Décoloniser l’Algérie de l’intérieur
Décoloniser l’Algérie aujourd’hui ne signifie pas seulement réclamer des excuses à la France. Cela signifie interroger ce que l’État algérien a fait de l’héritage colonial. Cela signifie briser la verticalité administrative, ouvrir les archives, reconnaître les mémoires régionales, enseigner toutes les composantes de l’histoire nationale, protéger les langues, respecter les cultes, combattre les discours de haine, développer les régions, rendre la justice indépendante, libérer la parole politique.
La souveraineté n’est pas un mur. C’est une responsabilité.
Une Algérie réellement souveraine ne craindrait pas ses Kabyles, ses Mozabites, ses Chaouis, ses Touaregs, ses Arabes, ses francophones, ses amazighophones, ses islamistes repentis, ses laïcs sincères, ses diasporas, ses contradicteurs, ses journalistes, ses historiens, ses poètes.

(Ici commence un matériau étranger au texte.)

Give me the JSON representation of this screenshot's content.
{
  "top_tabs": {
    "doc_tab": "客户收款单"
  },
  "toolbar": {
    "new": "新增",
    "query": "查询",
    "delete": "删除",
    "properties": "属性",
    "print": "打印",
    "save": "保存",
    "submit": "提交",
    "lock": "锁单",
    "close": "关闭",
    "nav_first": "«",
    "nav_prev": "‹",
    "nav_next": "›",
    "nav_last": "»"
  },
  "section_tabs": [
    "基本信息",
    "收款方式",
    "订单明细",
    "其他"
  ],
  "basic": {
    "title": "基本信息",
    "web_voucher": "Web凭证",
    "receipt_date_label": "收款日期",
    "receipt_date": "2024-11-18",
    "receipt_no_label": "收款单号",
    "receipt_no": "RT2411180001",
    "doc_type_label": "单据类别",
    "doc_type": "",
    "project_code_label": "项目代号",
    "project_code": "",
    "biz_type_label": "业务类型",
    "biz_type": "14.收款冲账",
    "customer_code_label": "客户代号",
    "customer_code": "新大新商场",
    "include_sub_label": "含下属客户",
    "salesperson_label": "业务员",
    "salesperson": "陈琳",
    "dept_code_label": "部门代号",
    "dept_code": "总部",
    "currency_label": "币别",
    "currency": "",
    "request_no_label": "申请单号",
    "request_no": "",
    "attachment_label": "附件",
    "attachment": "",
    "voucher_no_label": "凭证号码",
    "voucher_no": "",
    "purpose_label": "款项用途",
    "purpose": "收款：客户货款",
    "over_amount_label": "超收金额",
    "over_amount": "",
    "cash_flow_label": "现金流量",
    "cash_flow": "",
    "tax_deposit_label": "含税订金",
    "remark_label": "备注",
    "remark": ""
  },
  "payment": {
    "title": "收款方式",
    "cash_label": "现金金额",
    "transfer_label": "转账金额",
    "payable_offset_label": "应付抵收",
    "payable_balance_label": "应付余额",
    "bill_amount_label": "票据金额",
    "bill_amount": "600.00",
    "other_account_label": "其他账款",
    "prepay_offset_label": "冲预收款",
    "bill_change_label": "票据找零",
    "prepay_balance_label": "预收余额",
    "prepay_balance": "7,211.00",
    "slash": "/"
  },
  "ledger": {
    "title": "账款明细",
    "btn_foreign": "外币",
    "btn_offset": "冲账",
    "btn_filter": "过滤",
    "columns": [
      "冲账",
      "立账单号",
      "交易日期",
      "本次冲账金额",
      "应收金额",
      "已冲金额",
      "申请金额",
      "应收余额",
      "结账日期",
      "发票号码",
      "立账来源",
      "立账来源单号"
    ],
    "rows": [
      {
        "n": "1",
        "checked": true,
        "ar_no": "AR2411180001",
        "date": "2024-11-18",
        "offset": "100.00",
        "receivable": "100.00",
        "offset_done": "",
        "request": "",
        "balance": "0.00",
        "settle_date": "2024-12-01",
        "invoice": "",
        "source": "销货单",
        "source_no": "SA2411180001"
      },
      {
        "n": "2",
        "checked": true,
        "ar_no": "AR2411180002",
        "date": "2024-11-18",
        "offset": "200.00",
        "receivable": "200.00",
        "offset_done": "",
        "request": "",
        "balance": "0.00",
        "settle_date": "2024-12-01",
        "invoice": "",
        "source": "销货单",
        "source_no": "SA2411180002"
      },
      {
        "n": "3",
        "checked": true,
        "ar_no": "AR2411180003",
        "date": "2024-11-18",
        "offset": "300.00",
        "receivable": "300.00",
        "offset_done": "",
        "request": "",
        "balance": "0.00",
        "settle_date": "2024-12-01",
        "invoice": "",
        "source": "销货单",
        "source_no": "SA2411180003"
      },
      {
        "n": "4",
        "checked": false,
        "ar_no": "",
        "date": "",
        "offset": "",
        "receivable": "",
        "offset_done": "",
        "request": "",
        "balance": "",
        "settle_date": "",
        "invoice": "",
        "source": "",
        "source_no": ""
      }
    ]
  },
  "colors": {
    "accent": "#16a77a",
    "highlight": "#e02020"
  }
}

Elle n’aurait pas besoin de qualifier toute critique de complot. Elle saurait faire la différence entre la main étrangère qui manipule et la main algérienne qui frappe à la porte pour demander justice.
Le régime, lui, préfère souvent l’amalgame. C’est plus simple. C’est plus rentable. C’est plus sécuritaire. Mais c’est aussi plus suicidaire.
La nation ou le régime : il faudra choisir
L’Algérie ne mourra pas parce que ses peuples sont divers. Elle mourra si l’État continue à traiter cette diversité comme une menace. Elle ne sera pas détruite par ses langues, ses rites, ses mémoires et ses régions. Elle sera détruite par ceux qui refusent de comprendre que l’unité nationale n’est pas l’uniformité, que l’autorité n’est pas la légitimité, que l’indépendance n’est pas la décolonisation complète.
Le plus grand danger pour l’Algérie n’est pas seulement à Paris, Rabat, Tel-Aviv, Washington ou ailleurs. Il est dans cette incapacité interne à produire un État juste. Les ennemis extérieurs existent, mais ils n’inventent pas tout. Ils ramassent ce que le régime laisse traîner : des humiliations, des rancœurs, des régions méprisées, des jeunes sans horizon, des morts sans justice, des mémoires sans reconnaissance.
L’Algérie n’a pas besoin d’être sauvée par la caserne. Elle a besoin d’être rendue à ses citoyens.
Elle n’a pas besoin d’une unité récitée sous surveillance. Elle a besoin d’un pacte refondé, où l’arabité ne nie pas l’amazighité, où l’islam ne sert pas à étouffer l’ibadisme, où la mémoire révolutionnaire ne devient pas une rente, où la souveraineté ne justifie pas la prison, où l’État cesse de craindre le peuple qu’il prétend représenter.
La colonisation n’a pas fini son œuvre tant que l’Algérie indépendante continue de gouverner ses enfants comme des indigènes administratifs.
Et le régime devrait méditer cette vérité simple : une nation peut survivre à ses ennemis. Elle survit beaucoup plus difficilement à ceux qui prétendent la protéger en l’étouffant.